Thursday, September 22, 2005

How I Learned to Stop Worrying and Love the Greens

Sun Bin, one of the newest additions to my blogroll, has previously posted on why Taiwan should not take actions toward independence. (My reply is here.) Now, he offers a quote from Lao Zi to further explain his point:
There was once a saying among those who wielded armies: 'I'd rather be a guest than a host, much rather retreat a foot than advance an inch.' This is called 'marching without marching, rolling up sleeves without baring arms, raising swords without brandishing weapons, entering battle without facing an enemy.' There's no greater calamity than dishonoring an enemy.

This seems to me to smell a lot like advocating appeasement. For clarification, one might look to the policy recommendations that he is supporting with this quote:
If Taiwan does nothing, after a few decades, its threat may disappear and the problem [is] resolved by itself (as mainland China changes)

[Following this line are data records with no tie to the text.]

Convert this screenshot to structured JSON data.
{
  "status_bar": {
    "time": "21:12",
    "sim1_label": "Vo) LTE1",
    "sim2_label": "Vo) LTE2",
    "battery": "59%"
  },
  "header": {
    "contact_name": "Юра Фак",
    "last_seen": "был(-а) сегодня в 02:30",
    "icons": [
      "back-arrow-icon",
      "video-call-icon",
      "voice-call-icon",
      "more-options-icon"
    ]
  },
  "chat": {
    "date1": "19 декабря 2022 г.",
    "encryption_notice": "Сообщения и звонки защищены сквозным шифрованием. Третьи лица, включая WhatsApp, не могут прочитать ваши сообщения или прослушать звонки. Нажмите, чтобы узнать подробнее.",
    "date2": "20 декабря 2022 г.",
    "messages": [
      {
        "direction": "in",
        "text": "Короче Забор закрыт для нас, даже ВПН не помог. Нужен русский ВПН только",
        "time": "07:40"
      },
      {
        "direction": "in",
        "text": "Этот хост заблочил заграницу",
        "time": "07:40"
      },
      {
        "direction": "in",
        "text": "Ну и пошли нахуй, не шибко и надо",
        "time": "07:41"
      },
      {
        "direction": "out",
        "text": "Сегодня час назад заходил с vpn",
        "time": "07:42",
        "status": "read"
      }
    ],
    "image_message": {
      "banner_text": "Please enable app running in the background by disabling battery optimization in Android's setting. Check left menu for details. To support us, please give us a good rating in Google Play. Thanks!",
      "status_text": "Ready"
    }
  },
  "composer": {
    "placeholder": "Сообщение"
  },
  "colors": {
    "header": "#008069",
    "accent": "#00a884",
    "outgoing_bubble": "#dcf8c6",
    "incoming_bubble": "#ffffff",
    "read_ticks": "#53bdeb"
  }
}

He is simply advocating that the status quo be maintained. That couldn't be appeasement, could it? Yes, I would argue, it is. Appeasement is defined by Merriam Webster as
pacifiy, conciliate; especially : to buy off (an aggressor) by concessions usually at the sacrifice of principles

To not move toward independence in order to avoid a confrontation is to appease an enemy.* It matters not whether the enemy has compelled you to take action in accordance with its wishes (compellance) or convinced you not to take an action of which it doesn't approve (deterrence), giving in to such threats is appeasement.

What is wrong with appeasement, you might ask. Instead of the obvious response (see e.g. Munich, 1938), I'll reply with a recommended read: If You Give a Mouse a Cookie. For those of you who don't have a large number of children's books at your disposal, I'll provide cliff notes. If you give a mouse a cookie, he will ask for a glass of milk. If you give a mouse a glass of milk, he will ask for...

It could be alternately worded as 'give someone an inch and they will take a mile.' In international relations it is the principle that appeasing agressors is a bad idea. No offense to the ancient Chinese authors but I think Numeroff and her mouse have Lao Zi and Sun Zi both on this one.

Now, it is entirely possible that Sun Bin advocates the status quo for other reasons. He could be ideologically opposed to independence and thus not guilty of appeasement at all, because he is advocating a policy in line with his own beliefs that just happens to concur with that of the threatening power. That is not the argument he is making, however. Advocating that Taiwan maintain the status quo simply out of pragmatism or fear is appeasement, in my opinion. Am I wrong?

*To not move toward independence because you don't want Taiwan to be an independent nation is not, of course, appeasement. Those who support reunification or the status quo because of their ideology are appeasing no one. Those who advocate a policy simply to avoid conflict with an opponent, however, could be charged with appeasement.